Continuous Random Variables
Let \(X\) and \(Y\) have the joint probability density function: \[f(x,y)=\frac{1}{49}xy\] for \(0\leq x\leq2\) and \(0\leq y\leq7.\) Find the expected value of \(3X.\)
Let \(X\) and \(Y\) have the joint probability density function: \[f(x,y)=k(x+y)\] for \(0\leq x\leq10\) and \(0\leq y\leq1,\) where \(k\) is a constant. Find the marginal probability \(P(1\leq X\leq2).\)
Let \(X\) and \(Y\) have the joint probability density function: \[f(x,y)=k\] for \(0\leq x\leq5\) and \(0\leq y\leq8,\) where \(k\) is a constant.
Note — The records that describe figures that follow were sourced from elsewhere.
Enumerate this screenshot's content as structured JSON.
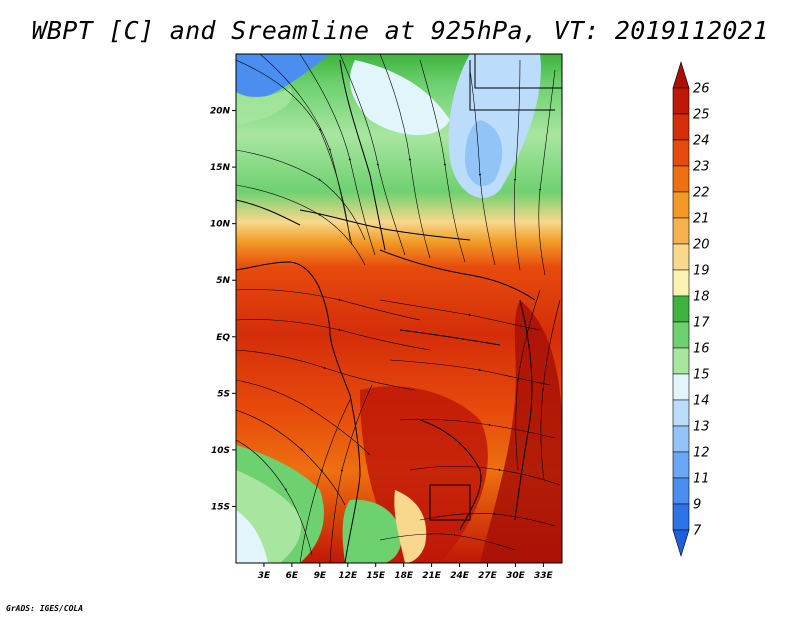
{
  "title": "WBPT [C] and Sreamline at 925hPa, VT: 2019112021",
  "footer": "GrADS: IGES/COLA",
  "map": {
    "lon_range": [
      0,
      35
    ],
    "lat_range": [
      -20,
      25
    ],
    "x_ticks": [
      {
        "value": 3,
        "label": "3E"
      },
      {
        "value": 6,
        "label": "6E"
      },
      {
        "value": 9,
        "label": "9E"
      },
      {
        "value": 12,
        "label": "12E"
      },
      {
        "value": 15,
        "label": "15E"
      },
      {
        "value": 18,
        "label": "18E"
      },
      {
        "value": 21,
        "label": "21E"
      },
      {
        "value": 24,
        "label": "24E"
      },
      {
        "value": 27,
        "label": "27E"
      },
      {
        "value": 30,
        "label": "30E"
      },
      {
        "value": 33,
        "label": "33E"
      }
    ],
    "y_ticks": [
      {
        "value": 20,
        "label": "20N"
      },
      {
        "value": 15,
        "label": "15N"
      },
      {
        "value": 10,
        "label": "10N"
      },
      {
        "value": 5,
        "label": "5N"
      },
      {
        "value": 0,
        "label": "EQ"
      },
      {
        "value": -5,
        "label": "5S"
      },
      {
        "value": -10,
        "label": "10S"
      },
      {
        "value": -15,
        "label": "15S"
      }
    ]
  },
  "colorbar": {
    "levels": [
      "7",
      "9",
      "11",
      "12",
      "13",
      "14",
      "15",
      "16",
      "17",
      "18",
      "19",
      "20",
      "21",
      "22",
      "23",
      "24",
      "25",
      "26"
    ],
    "colors": [
      "#1e5fdc",
      "#2f74e6",
      "#4a8ef0",
      "#6aa8f5",
      "#92c4f8",
      "#bcdcfb",
      "#e2f5fb",
      "#a8e6a0",
      "#6ed170",
      "#3eb43e",
      "#fbf3b4",
      "#f8d88c",
      "#f5b350",
      "#f29a25",
      "#ee7010",
      "#e74a0c",
      "#d42e0a",
      "#c01808",
      "#a80f06"
    ]
  }
}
Find the covariance between \(X\) and \(Y.\)
Let \(X\) and \(Y\) have the joint probability density function: \[f(x,y)=kxy\] for \(0\leq x\leq4\) and \(0\leq y\leq3,\) where \(k\) is a constant. Find \(P(X>Y).\)
Which of the following CANNOT be the joint probability density function of two continuous random variables \(X\) and \(Y?\)
(A): \(f(x,y)=1\) for \(0\leq x,y\leq1.\)
(B): \(f(x,y)=x+y\) for \(0\leq x,y\leq1.\)
(C): \(f(x,y)=xy\) for \(0\leq x,y\leq1.\)
(D): \(f(x,y)=e^{x+y}\) for \(0\leq x,y\leq\ln2.\)